Suppose I have the discharging free source RC circuit as shown below (I am referring to figure a, not figure b):
From this, I can easily calculate that the charge on the capacitor as a function of time is
$$Q(t)=Q_0 e^{-\frac{t}{RC}}$$
where \$Q_0\$ is the initial charge on the capacitor.
I then note that \$I=-\frac{dQ}{dt}\$ and so taking the derivative of my calculated formula \$Q(t)=Q_0 e^{-\frac{t}{RC}}\$, I get that the current as a function of time is
$$I(t)=\frac{Q_0}{RC}e^{-\frac{t}{RC}}$$
But now from Ohm's law (\$V=I\cdot R\$) I can get the voltage as a function of time simply by multiplying my function \$I(t)=\frac{Q_0}{RC}e^{-\frac{t}{RC}}\$ by \$R\$, so that I have
$$V(t)=\frac{Q_0}{C}e^{-\frac{t}{RC}}$$ or since \$V_0 =\frac{Q_0}{C}\$ I get
$$V(t)=V_0 e^{-\frac{t}{RC}}$$
I know that this is the correct answer since multiple sources corroborate it. But now suppose I have a source-free discharging RLC circuit like this one shown.
My textbook (Electricity and Magnetism, Purcell and Morin) calculates that the voltage with respect to time is of the form
$$V(t)=e^{-\alpha t}(Acos(\omega t)+Bsin(\omega t))$$
and I can easily follow the steps as to why.

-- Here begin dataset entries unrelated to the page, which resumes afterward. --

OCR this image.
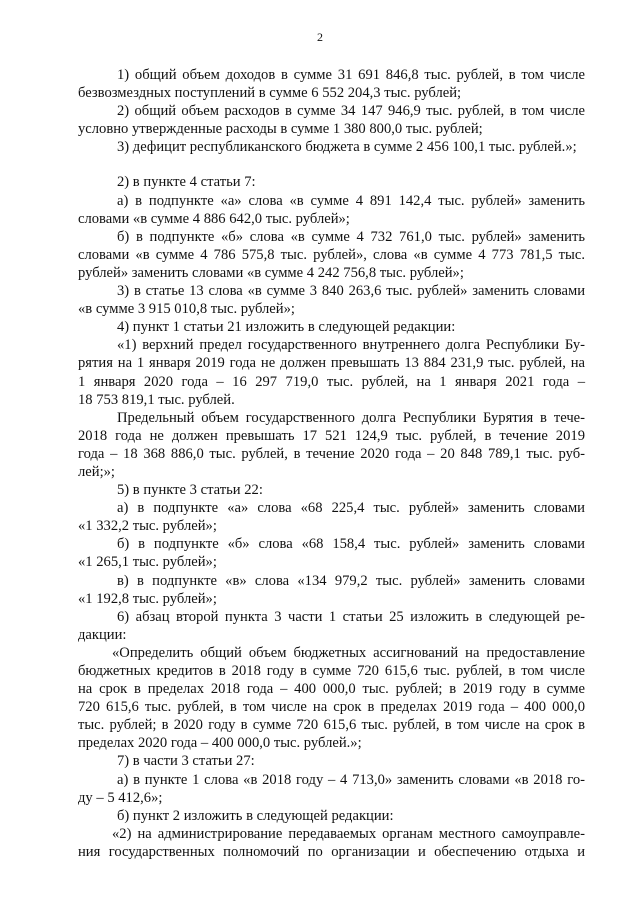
2
1) общий объем доходов в сумме 31 691 846,8 тыс. рублей, в том числе
безвозмездных поступлений в сумме 6 552 204,3 тыс. рублей;
2) общий объем расходов в сумме 34 147 946,9 тыс. рублей, в том числе
условно утвержденные расходы в сумме 1 380 800,0 тыс. рублей;
3) дефицит республиканского бюджета в сумме 2 456 100,1 тыс. рублей.»;
2) в пункте 4 статьи 7:
а) в подпункте «а» слова «в сумме 4 891 142,4 тыс. рублей» заменить
словами «в сумме 4 886 642,0 тыс. рублей»;
б) в подпункте «б» слова «в сумме 4 732 761,0 тыс. рублей» заменить
словами «в сумме 4 786 575,8 тыс. рублей», слова «в сумме 4 773 781,5 тыс.
рублей» заменить словами «в сумме 4 242 756,8 тыс. рублей»;
3) в статье 13 слова «в сумме 3 840 263,6 тыс. рублей» заменить словами
«в сумме 3 915 010,8 тыс. рублей»;
4) пункт 1 статьи 21 изложить в следующей редакции:
«1) верхний предел государственного внутреннего долга Республики Бу-
рятия на 1 января 2019 года не должен превышать 13 884 231,9 тыс. рублей, на
1 января 2020 года – 16 297 719,0 тыс. рублей, на 1 января 2021 года –
18 753 819,1 тыс. рублей.
Предельный объем государственного долга Республики Бурятия в тече-
2018 года не должен превышать 17 521 124,9 тыс. рублей, в течение 2019
года – 18 368 886,0 тыс. рублей, в течение 2020 года – 20 848 789,1 тыс. руб-
лей;»;
5) в пункте 3 статьи 22:
а) в подпункте «а» слова «68 225,4 тыс. рублей» заменить словами
«1 332,2 тыс. рублей»;
б) в подпункте «б» слова «68 158,4 тыс. рублей» заменить словами
«1 265,1 тыс. рублей»;
в) в подпункте «в» слова «134 979,2 тыс. рублей» заменить словами
«1 192,8 тыс. рублей»;
6) абзац второй пункта 3 части 1 статьи 25 изложить в следующей ре-
дакции:
«Определить общий объем бюджетных ассигнований на предоставление
бюджетных кредитов в 2018 году в сумме 720 615,6 тыс. рублей, в том числе
на срок в пределах 2018 года – 400 000,0 тыс. рублей; в 2019 году в сумме
720 615,6 тыс. рублей, в том числе на срок в пределах 2019 года – 400 000,0
тыс. рублей; в 2020 году в сумме 720 615,6 тыс. рублей, в том числе на срок в
пределах 2020 года – 400 000,0 тыс. рублей.»;
7) в части 3 статьи 27:
а) в пункте 1 слова «в 2018 году – 4 713,0» заменить словами «в 2018 го-
ду – 5 412,6»;
б) пункт 2 изложить в следующей редакции:
«2) на администрирование передаваемых органам местного самоуправле-
ния государственных полномочий по организации и обеспечению отдыха и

Then since for our circuit we have that \$I=-C\frac{dV}{dt}\$, we can calculate the current by deriving the voltage formula and we get that
$$I(t)=-C\frac{dV}{dt}=AC\omega (\sin(\omega t)+\frac{\alpha}{\omega}\cos(\omega t))e^{-\alpha t}$$
But now if I simply applied Ohm's law by dividing the original equation for by voltage \$V(t)=e^{-\alpha t}(Acos(\omega t)+Bsin(\omega t))\$ by \$R\$ I get a totally different answer:
$$I(t)=\frac{1}{R}e^{-\alpha t}(Acos(\omega t)+Bsin(\omega t))$$
In this form of the answer, the phase difference between the current and voltage seems to have completely disappeared, so why does the straightforward application of Ohm's law not produce the correct result?
Best Answer
The place where beginners usually screw up with Ohm's law is by not being clear about which voltage and/or which current they are referring to.
Ohm's law relates the voltage across the resistor to the current through the resistor.
"V" in your diagram is not the voltage across the resistor; it is the voltage across the capacitor.